Lovejoy’s primary responsibilities as a chaplain in the US Army are to advise service members and protect their religious freedoms. He currently serves as chaplain for more than 700 paratroopers at Fort Bragg, North Carolina. These soldiers come from a variety of religious backgrounds, including Judaism, Catholicism, Protestantism, and The Church of Jesus Christ of Latter-day Saints.
No matter what religion his soldiers belong to, Lovejoy wants to help them become better soldiers and people. Elder Neil L. Andersen, an apostle for The Church of Jesus Christ of Latter-day Saints, spoke at a 2015 training session for Latter-day Saint chaplains, and his message resonated with Lovejoy. “Elder Anderson said Latter-day Saint chaplains are perfectly placed to help people of many faiths. We have a strong sense of truth—who we are and where we come from—and we believe everyone can sit at the theological table; there is capacity and space for all God’s children.” Lovejoy explains.

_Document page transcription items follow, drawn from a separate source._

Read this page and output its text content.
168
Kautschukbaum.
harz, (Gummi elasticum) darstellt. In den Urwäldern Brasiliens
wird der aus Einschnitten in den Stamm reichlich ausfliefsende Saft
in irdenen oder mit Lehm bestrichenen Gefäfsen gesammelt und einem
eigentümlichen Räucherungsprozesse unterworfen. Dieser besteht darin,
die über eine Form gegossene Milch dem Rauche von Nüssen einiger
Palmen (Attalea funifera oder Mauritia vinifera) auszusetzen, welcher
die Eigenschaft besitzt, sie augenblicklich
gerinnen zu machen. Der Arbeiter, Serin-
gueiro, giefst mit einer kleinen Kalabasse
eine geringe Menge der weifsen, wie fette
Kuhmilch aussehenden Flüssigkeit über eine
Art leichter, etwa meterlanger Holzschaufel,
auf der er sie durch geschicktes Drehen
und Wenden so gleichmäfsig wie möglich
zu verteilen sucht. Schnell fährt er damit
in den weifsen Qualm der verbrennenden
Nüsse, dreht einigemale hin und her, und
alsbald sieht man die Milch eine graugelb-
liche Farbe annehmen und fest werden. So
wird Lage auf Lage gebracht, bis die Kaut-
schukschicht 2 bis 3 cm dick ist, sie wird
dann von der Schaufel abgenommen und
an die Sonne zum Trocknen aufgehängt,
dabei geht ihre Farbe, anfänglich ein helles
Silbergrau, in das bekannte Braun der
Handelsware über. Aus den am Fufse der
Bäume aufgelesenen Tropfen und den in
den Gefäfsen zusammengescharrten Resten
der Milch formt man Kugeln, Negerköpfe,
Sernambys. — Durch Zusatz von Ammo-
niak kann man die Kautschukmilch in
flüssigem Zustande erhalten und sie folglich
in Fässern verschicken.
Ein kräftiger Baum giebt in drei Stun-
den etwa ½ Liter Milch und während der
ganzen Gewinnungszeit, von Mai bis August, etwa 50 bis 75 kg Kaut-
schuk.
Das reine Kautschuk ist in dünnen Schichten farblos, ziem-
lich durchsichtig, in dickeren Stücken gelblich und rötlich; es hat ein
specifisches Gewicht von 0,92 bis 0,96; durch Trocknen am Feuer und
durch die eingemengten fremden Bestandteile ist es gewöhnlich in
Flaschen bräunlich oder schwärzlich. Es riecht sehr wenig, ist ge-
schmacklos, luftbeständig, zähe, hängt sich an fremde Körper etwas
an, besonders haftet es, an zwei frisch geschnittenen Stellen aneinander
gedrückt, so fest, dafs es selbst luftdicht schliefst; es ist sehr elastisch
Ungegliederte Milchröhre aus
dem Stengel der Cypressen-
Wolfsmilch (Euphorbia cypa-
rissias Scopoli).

“I approach my role as a chaplain from a Latter-day Saint perspective. My theology is, ‘Come as you are. Let’s talk about the person you want to become and the person God or whoever you believe in wants you to become,’” he continues. Some of the paratroopers Lovejoy oversees are agnostic or atheist, but his responsibilities go beyond just religion—he wants to help cultivate wholeness in the best way for each individual. “I ask the important questions: How can I help you become the best version of yourself? How can I help you accomplish the mission the American people want you to accomplish?” he adds.
Although faith and religion are important components of Lovejoy’s job, another primary role of a chaplain is advisement. He advises company and battalion commanders primarily on morale and ethics. Lovejoy also provides support for struggling soldiers facing all types of problems. “I help soldiers be the best version of themselves. Pushing them to become that person sometimes looks religious, sometimes looks like marriage counseling, or sometimes looks like talking to the soldier and being a friend,” he says.
Lovejoy cares deeply about helping others during times of need because of a tragedy he personally experienced. “Before leaving on my mission, I served as a medic in the army and made some incredible friends. While I was on my mission, one of these friends took his own life. I was absolutely shaken to my core and devastated,” he remembers. “When I discovered chaplaincy later at BYU Marriott, I often thought about my friend and decided that nobody should have to suffer in silence. In my career, I want to touch the lives of those around me so they don’t have to feel alone.”
Lovejoy’s time spent in the Army ROTC at BYU Marriott solidified his convictions regarding the importance of faith and religion in the military. “The BYU ROTC program is phenomenal, not only because of the way the program is structured but also because instructors find ways to incorporate faith. We are reminded that putting on the armor of God is just as important as putting on physical armor,” he shares.
For current BYU ROTC students who might follow Lovejoy’s footsteps into the army, he advises them to closely intertwine faith with military service. “My most important piece of advice for incoming BYU ROTC students is that you cannot divorce your military service from your faith,” he says. “The enabling power that allows you to be the best officer, regardless of what you do in the army, comes from staying true to your faith and testimony.”